In the midst of these perilous conditions, the prophet Jeremiah undertook one of history's most risky real estate deals. He did it not in spite of the conditions, but because of them, to make a point. Conventional wisdom was that for the Jews, the real estate market in Israel was dead forever. But Jeremiah bought a field in Jerusalem, publicly expressing his unshakable confidence that the Jews would return from exile. As he did so, he declared, “For this is what G-d says...that after exile there will be return, and the houses, fields and vineyards shall once again be valued property.”

His words proved true. The Jews did return—and today Israel is a thriving land packed with lovely homes, vineyards, synagogues, and fields. If Jeremiah returned now, he would not  be able to afford real estate in Jerusalem. Perhaps he would have just enough silver to purchase a shawarma!

Lincoln was able to quote much of the Hebrew bible by heart. All of his biographers agree that he read and studied it diligently throughout his life. He knew the story of how Jeremiah purchased land to express his faith in the future of his people. I suspect Lincoln was moved by that example, and had it in mind when he decided to move forward with the construction of the Capitol Dome.

So let all of us learn from Jeremiah’s example too.

Jewish history shows that no matter how steep the climb, how difficult the problems, how desolate the Promised Land, Jews always rise to the occasion. The Torah prevails and Judaism prospers. Those who bet against the Jewish people have inevitably been on the wrong side of history.

Therefore, on Shavuot, we raise the Torah and dance and celebrate.

There is another important lesson that we can glean from Jeremiah’s bold transaction, too.
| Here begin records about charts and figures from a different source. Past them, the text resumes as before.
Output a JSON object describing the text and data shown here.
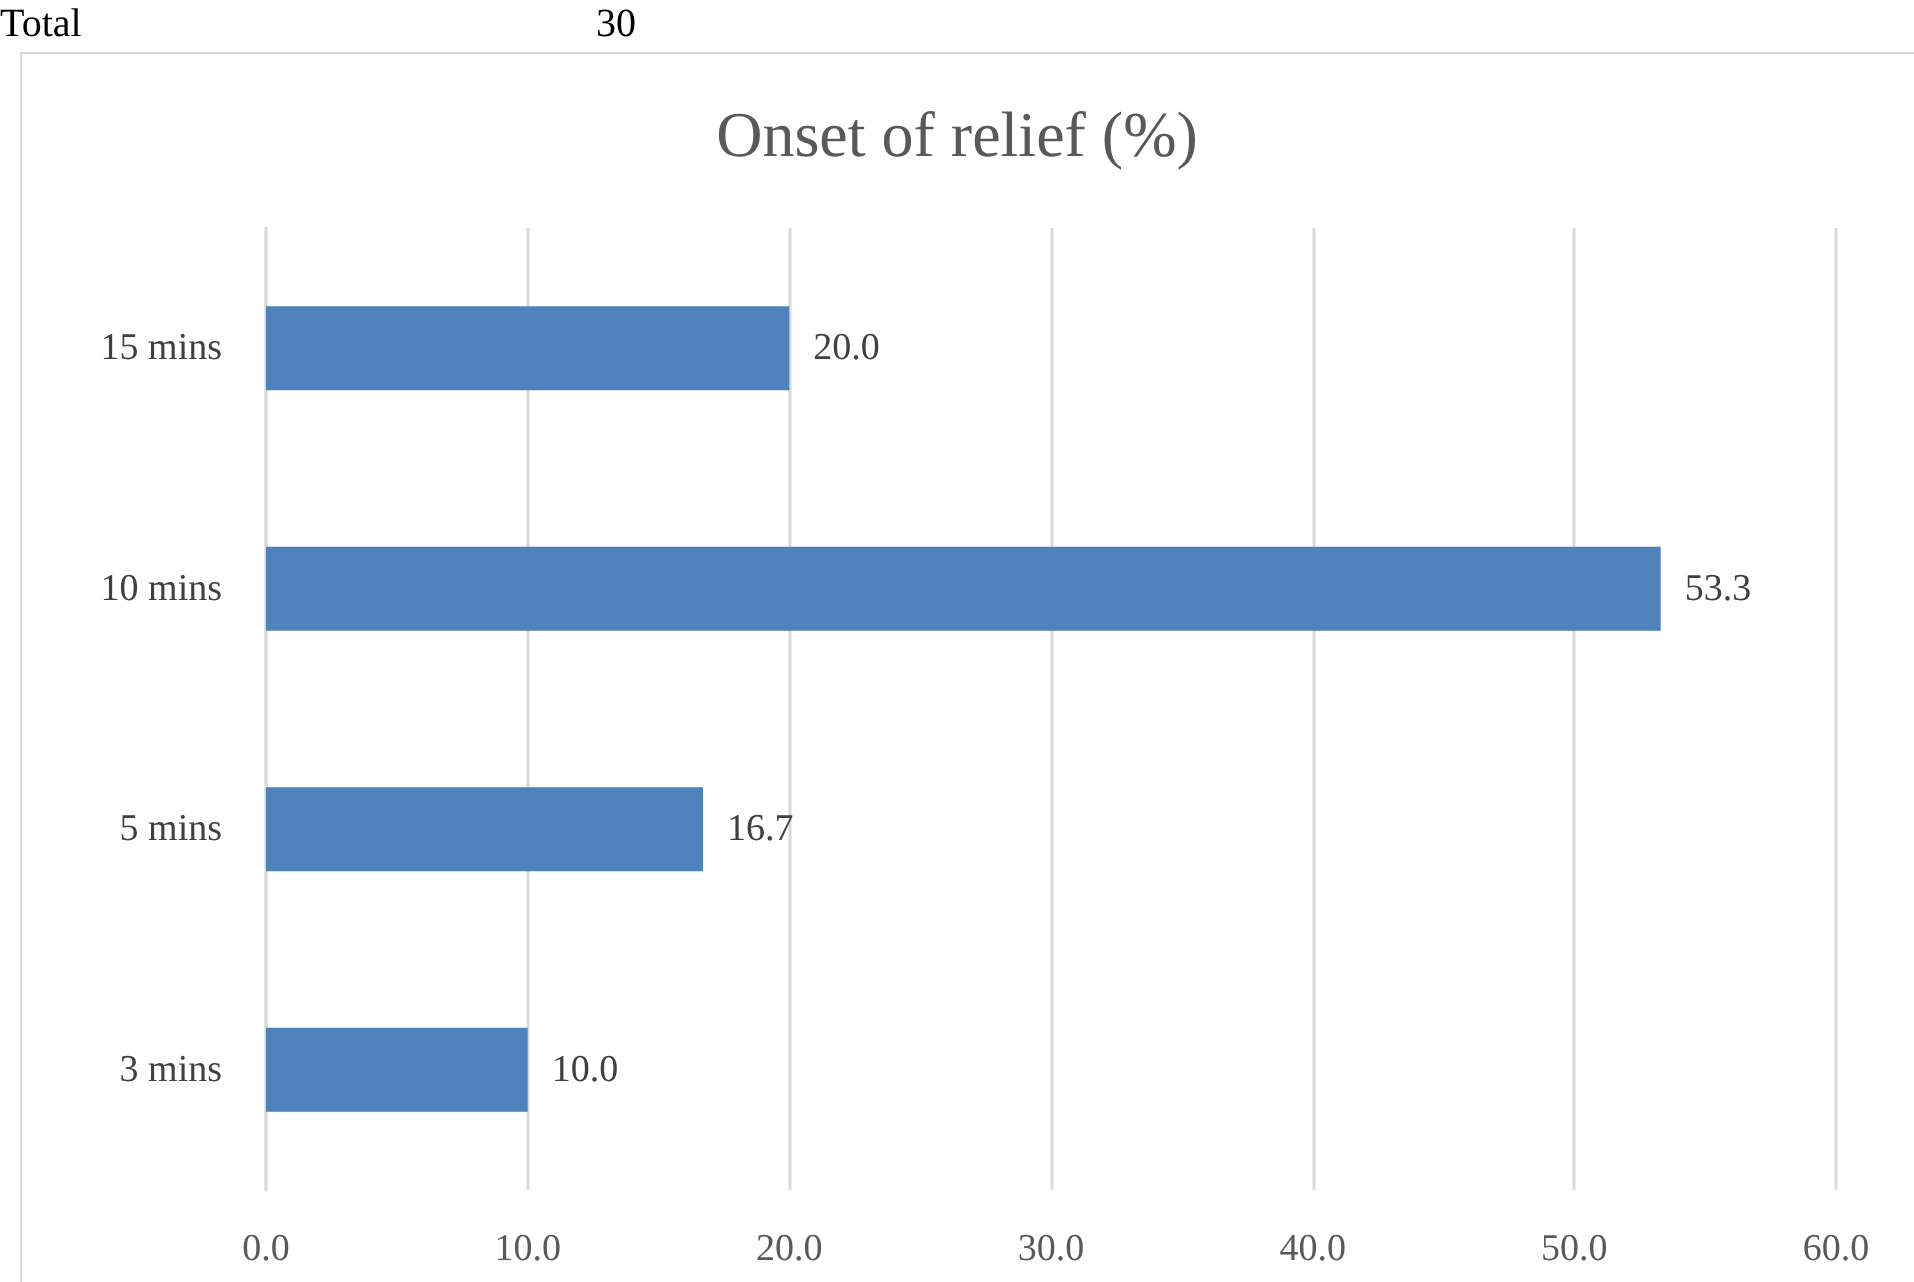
{
  "chart_data": {
    "type": "bar",
    "orientation": "horizontal",
    "title": "Onset of relief (%)",
    "categories": [
      "15 mins",
      "10 mins",
      "5 mins",
      "3 mins"
    ],
    "values": [
      20.0,
      53.3,
      16.7,
      10.0
    ],
    "color": "#4f81bd",
    "value_labels": [
      "20.0",
      "53.3",
      "16.7",
      "10.0"
    ],
    "xlim": [
      0,
      60
    ],
    "xticks": [
      {
        "value": 0,
        "label": "0.0"
      },
      {
        "value": 10,
        "label": "10.0"
      },
      {
        "value": 20,
        "label": "20.0"
      },
      {
        "value": 30,
        "label": "30.0"
      },
      {
        "value": 40,
        "label": "40.0"
      },
      {
        "value": 50,
        "label": "50.0"
      },
      {
        "value": 60,
        "label": "60.0"
      }
    ],
    "grid": "x",
    "annotations": [
      "Total",
      "30"
    ]
  }
}
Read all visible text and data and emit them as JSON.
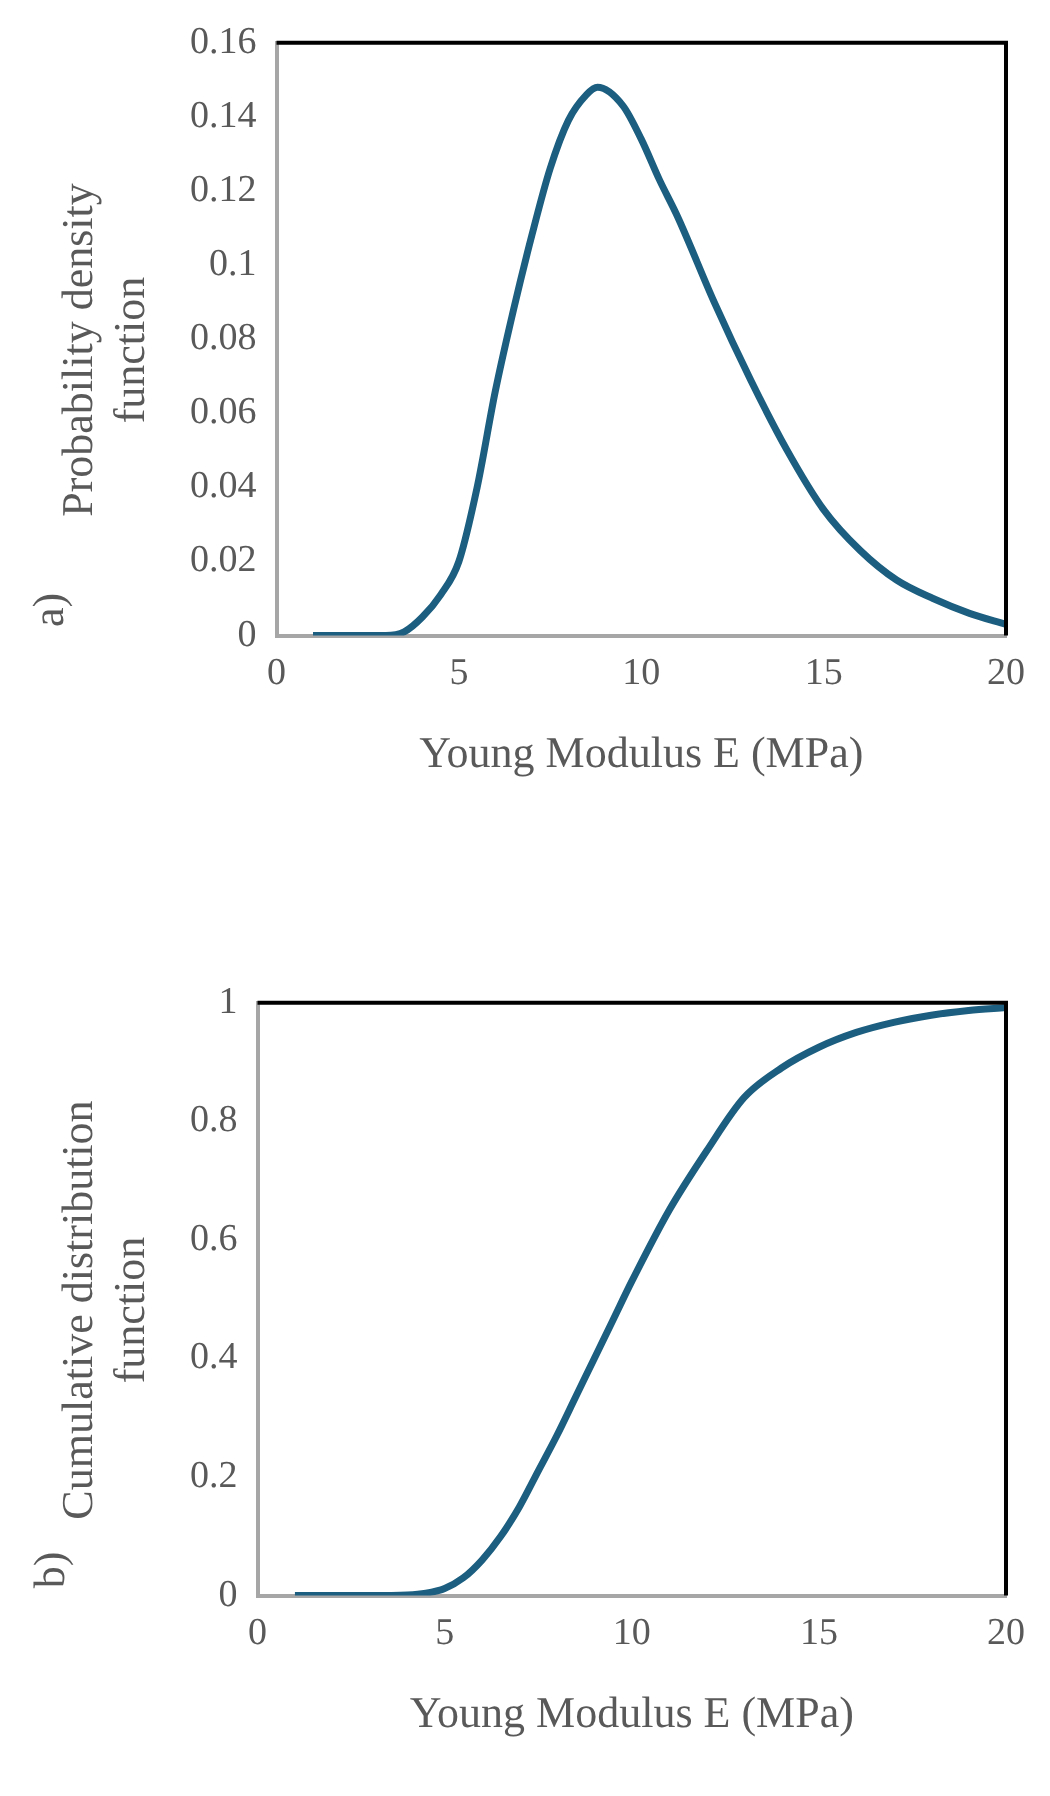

How did Jeremiah influence the people not to despair? By acting on his conviction; by buying a field; by risking silver. Jeremiah's faith in the future would have been of little consequence unless he acted on that faith. The value of our faith is reflected in the way we behave. Our convictions become concrete when they are converted into conduct. Our beliefs become vital when they shape our deeds.

And this Shavuot, as we receive the Torah again, we determine that it will shape our deeds. Today we join an unbroken chain that connects us and all of our ancestors through the millennia. It is a good moment to rejoice, and to renew the faith in our soul and in the future of the Jewish people.